Amoureux cosmiques de Patrycja Planik et Andreas Horvath
« Une créature sans nom tombe sur un paysage rocheux, libérant une énergie qui alimente la vie et la couleur dans les environs. Le choc cosmique de la chair extraterrestre et des structures vieilles de millions d’années évoque le spectacle de la lave qui a jadis créé la Terre. »
Vue d’un pont de Jérôme Vandewattyne & Séverine Cayron, alias Pornographie Exclusive
« Nous avions prévu d’introduire Icon par une étrange passerelle, éclairée uniquement par la camionnette des personnages. Mais un changement soudain de lieu provoqué par l’arrivée de gangs destructeurs nous a poussé à repenser l’ambiance, transformant ce qui devait être un simple interlude en un segment à part entière. Nous avons tourné et composé « From A Bridge View » en 48 heures, une véritable transe créative. Nous étions pris dans notre propre jeu, et ce fut un réel plaisir. »
Icône par Jen Gatien
« J’ai été immédiatement attiré par le rythme implacable et pulsé d’Icon et j’ai immédiatement imaginé un voyage fantastique. Influencé par Gaspar Noe et Dennis Hopper, je voulais créer une balade hallucinatoire en moto à travers les environnements de boîtes de nuit éclairées au néon de New York jusqu’aux marais du Mississippi. Pour moi, la chanson « Icon » est cinématographique et émotionnelle, alors je voulais me sentir transporté dans un monde abstrait, où il n’y a rien de linéaire. »
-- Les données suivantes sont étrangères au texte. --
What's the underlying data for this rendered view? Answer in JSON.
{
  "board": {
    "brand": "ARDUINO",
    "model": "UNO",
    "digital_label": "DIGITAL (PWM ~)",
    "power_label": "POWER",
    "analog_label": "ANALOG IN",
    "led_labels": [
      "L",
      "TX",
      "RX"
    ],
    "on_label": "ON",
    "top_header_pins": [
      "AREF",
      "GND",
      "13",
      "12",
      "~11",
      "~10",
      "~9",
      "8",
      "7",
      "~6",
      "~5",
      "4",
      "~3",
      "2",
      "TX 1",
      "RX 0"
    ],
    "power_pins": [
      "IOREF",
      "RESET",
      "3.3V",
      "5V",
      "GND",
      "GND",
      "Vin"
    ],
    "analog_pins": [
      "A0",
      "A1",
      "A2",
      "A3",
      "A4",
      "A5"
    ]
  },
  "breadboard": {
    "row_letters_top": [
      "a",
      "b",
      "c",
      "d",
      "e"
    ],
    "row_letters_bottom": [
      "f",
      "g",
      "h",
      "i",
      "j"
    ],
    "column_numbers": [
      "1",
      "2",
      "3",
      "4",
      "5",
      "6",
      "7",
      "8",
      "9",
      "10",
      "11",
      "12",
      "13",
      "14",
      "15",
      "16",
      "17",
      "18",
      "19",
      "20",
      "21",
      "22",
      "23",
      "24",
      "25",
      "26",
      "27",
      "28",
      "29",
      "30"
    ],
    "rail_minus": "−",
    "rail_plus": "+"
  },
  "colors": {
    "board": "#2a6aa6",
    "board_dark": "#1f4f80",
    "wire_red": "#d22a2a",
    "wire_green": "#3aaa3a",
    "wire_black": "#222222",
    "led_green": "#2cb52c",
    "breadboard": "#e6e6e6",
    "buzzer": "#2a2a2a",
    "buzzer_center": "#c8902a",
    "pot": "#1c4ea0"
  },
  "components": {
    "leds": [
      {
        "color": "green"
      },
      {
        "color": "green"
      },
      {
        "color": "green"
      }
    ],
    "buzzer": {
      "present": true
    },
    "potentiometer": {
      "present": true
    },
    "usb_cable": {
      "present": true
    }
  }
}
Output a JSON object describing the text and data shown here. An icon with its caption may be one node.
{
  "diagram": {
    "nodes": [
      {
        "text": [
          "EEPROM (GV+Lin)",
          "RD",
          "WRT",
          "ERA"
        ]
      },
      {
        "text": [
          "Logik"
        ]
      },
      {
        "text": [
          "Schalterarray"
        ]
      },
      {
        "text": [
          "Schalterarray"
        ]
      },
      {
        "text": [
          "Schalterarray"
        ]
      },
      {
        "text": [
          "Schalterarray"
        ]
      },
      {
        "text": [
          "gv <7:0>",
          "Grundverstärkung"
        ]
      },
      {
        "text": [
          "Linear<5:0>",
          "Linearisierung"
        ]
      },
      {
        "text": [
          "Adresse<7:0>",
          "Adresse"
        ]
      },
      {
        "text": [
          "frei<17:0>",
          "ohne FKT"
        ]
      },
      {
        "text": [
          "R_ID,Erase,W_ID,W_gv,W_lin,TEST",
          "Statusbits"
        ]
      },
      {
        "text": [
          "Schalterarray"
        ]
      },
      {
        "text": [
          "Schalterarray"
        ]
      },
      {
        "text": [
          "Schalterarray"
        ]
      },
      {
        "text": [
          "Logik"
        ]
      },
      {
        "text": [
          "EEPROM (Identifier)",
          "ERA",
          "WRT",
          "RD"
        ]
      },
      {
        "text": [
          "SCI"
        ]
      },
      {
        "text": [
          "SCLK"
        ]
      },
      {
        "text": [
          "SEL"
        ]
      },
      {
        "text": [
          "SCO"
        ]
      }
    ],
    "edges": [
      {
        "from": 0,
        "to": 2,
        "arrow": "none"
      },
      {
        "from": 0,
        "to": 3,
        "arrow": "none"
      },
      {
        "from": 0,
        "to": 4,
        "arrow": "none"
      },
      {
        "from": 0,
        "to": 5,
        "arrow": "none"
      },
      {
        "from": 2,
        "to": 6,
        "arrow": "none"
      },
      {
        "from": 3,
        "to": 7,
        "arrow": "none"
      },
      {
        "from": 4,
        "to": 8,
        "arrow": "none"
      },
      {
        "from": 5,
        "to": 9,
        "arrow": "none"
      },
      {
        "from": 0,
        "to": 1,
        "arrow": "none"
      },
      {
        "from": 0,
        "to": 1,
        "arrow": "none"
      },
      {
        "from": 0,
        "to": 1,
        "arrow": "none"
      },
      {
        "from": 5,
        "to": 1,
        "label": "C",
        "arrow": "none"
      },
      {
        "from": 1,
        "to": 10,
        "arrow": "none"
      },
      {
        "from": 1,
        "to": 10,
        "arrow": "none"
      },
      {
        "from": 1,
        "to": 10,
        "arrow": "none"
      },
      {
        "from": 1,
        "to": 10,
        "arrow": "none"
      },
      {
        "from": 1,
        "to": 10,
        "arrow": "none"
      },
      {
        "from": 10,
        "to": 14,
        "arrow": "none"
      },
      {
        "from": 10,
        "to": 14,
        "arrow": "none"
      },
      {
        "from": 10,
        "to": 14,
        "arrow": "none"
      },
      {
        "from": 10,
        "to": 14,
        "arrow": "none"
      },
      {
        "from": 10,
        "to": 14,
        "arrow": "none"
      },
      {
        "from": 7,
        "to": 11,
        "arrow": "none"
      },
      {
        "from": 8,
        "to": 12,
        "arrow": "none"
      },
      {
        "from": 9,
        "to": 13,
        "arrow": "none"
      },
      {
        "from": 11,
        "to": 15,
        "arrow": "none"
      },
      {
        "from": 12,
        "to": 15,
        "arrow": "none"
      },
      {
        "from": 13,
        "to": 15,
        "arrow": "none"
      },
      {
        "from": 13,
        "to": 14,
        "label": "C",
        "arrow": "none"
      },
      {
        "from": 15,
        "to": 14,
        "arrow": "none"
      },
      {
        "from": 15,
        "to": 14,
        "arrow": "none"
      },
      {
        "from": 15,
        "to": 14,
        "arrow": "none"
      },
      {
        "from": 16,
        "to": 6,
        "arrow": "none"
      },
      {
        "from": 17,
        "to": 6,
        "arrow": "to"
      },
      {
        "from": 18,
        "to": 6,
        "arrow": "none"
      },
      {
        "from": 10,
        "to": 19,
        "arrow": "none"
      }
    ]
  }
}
Fissures par Katsuki Kuroyanagi
Inspiré par le mot « Cracks », le film se déroule dans un vieux quartier de Shibuya à Tokyo qui a échappé au réaménagement et constitue une métaphore de la fracture entre les masses et la clandestinité.
Calomnier par Edgar Pêra (dont le film Lettres télépathiques (Cartes télépathiques), créé avec des images IA, sera projeté à Oldenburg)
« L’idée de ce film n’est pas vraiment importante. Ce qui compte, ce sont les sentiments et les sensations que j’ai ressentis lorsque j’ai entendu pour la première fois « Slander ». Quand je fais un film, je ne veux rien montrer. Je veux parler de quelque chose, à travers le médium cinématographique, et entendre « Slander » m’a donné la bonne énergie, des vibrations qui résonnaient déjà en moi. Donc, « Slander » pour moi est le match parfait, un match fait dans l’enfer (de l’IA) ».